Na quarta-feira, dia 10/9, o Brasil terá de explicar diante dos 47 países do Conselho de Direitos Humanos, em Genebra, por que suas prisões sofrem de ‘superlotação endêmica’, por que o acesso à Justiça ainda é ‘severamente deficiente’ e por que continua recorrendo ao encarceramento como regra, e não exceção, principalmente em nos casos de crimes leves e sem violência.
As acusações, que fazem parte de relatório do Grupo de Trabalho da ONU sobre prisão arbitrária, coincidem com o recrudescimento da violência em unidades prisionais de todo o País – como é o caso de Pedrinhas, no Maranhão, e da penitenciária de Cascavel, no Paraná.
O documento tornou-se público em julho, mas será oficialmente apresentado durante a 27a sessão do Conselho, que teve início hoje (8/9).
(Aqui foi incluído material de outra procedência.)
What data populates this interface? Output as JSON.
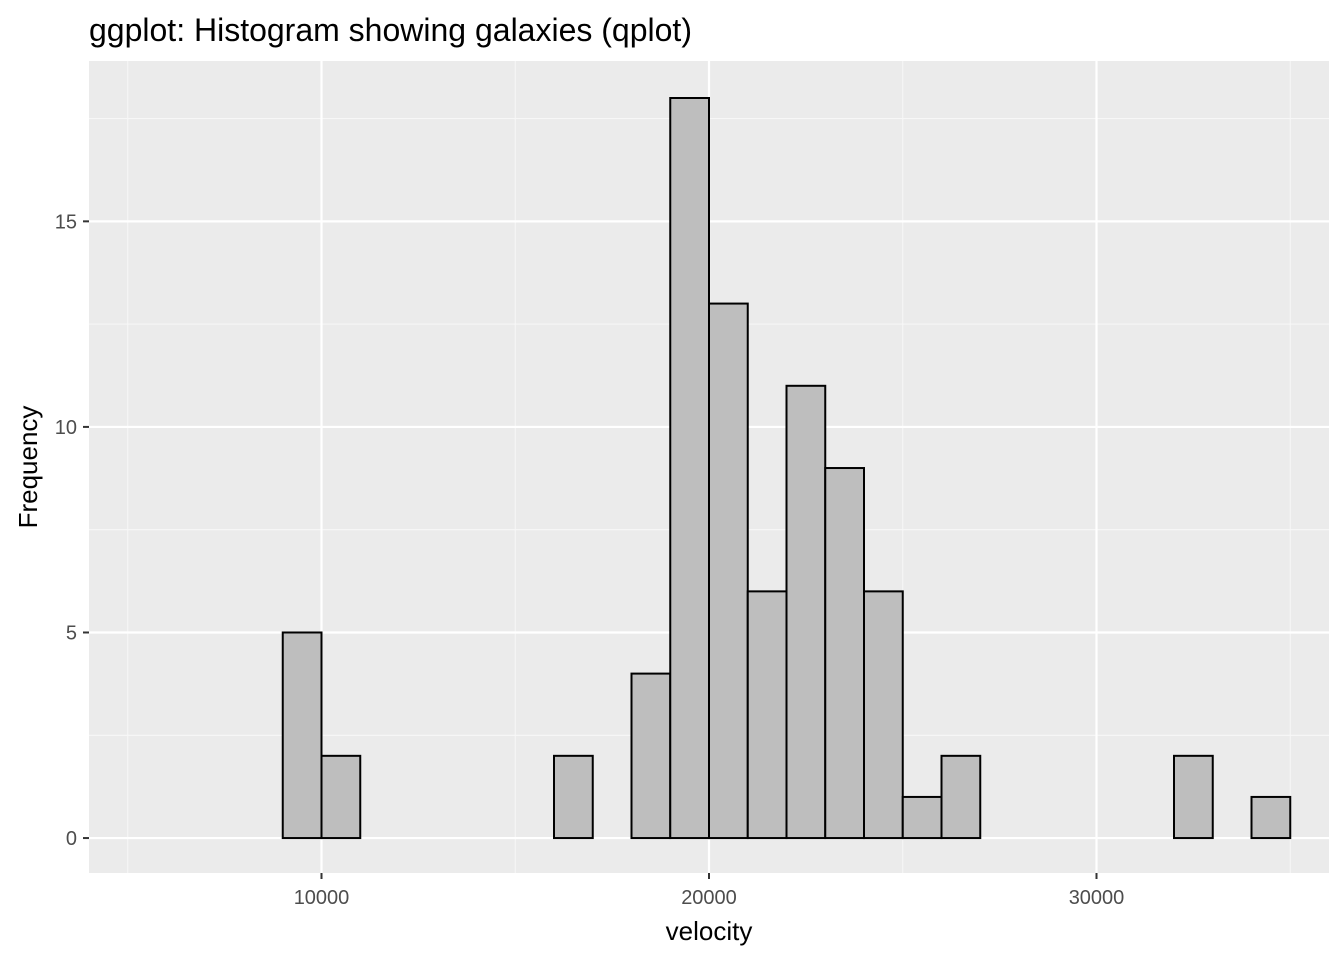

Os especialistas do GT estiveram no Brasil entre os dias 18 e 28 de março de 2013 e visitaram sete locais de privação de liberdade em Brasília, Campo grande, Fortaleza, Rio de Janeiro e São Paulo – inclusive a controversa Unidade Experimental de Saúde, que abrigava, sem qualquer base legal, seis jovens oriundos da Fundação Casa.
“Há uma preocupante propensão a recorrer à privação de liberdade como primeira medida, em lugar de última, ao contrário do que estipulam os padrões internacionais de direitos humanos”, atestam os especialistas. “Políticas públicas ‘duras contra o crime’ criam uma tendência severa de encarceramento em massa, enquanto a maioria dos estados não têm capacidade ou estrutura para lidar com suas consequências.”
O Brasil possui desde 2010 uma Lei de Medidas Cautelares (12.403/11), que prevê penas alternativas para pessoas condenadas por crimes de menor potencial ofensivo. Para o GT, a norma não vem sendo aplicada de maneira satisfatória.
O relatório também critica a dependência institucional e a falta de recursos das defensorias públicas, a prisão compulsória indiscriminada de dependentes químicos, os recorrentes casos de tratamento cruel dos detentos e o uso excessivo da prisão provisória – condição de 41,8% dos presos do País, segundo dados de dezembro de 2012 do Ministério da Justiça.
Os especialistas fizeram críticas especialmente contundentes à Unidade Experimental de Saúde de São Paulo, que abriga seis jovens que já cumpriram medida socioeducativa na Fundação Casa. “O GT está preocupado com a falta de base legal para a prisão desses indivíduos, particularmente à luz do fato de que não há prazo claro para o fim de sua detenção. Também nos foi informado que nenhuma revisão efetiva de seus casos tem sido feita.”
Depois da apresentação do GT, a delegação do Brasil em Genebra terá de explicar o que pretende fazer para solucionar os problemas apontados no documento. Também terá de ouvir a posição de organizações de direitos humanos da sociedade civil, entre elas a Conectas, que farão pronunciamentos orais durante a audiência.
“O mundo quer saber por que, apesar dos recentes avanços sociais e do crescente protagonismo do Brasil no cenário internacional, ainda não conseguimos superar o estado de barbárie em nosso sistema prisional”, afirma Rafael Custódio, coordenador de Justiça da Conectas. “Aqui, por estar condicionado à divisão de poderes e à responsabilidade partilhada entre os estados, o debate sobre as prisões é fragmentado e politicamente instrumentalizado. Na ONU, teremos que responder por esse fracasso como País – o que nos obriga a pensar em soluções mais estruturais e profundas para o problema.”
Segundo dados de dezembro de 2012 do Ministério da Justiça, o Brasil possui uma população carcerária de 548 mil pessoas. É a quarta maior do mundo, atrás apenas de Estados Unidos, China e Rússia. O déficit de vagas supera as 230 mil.
A audiência será transmitida através do site da TV ONU.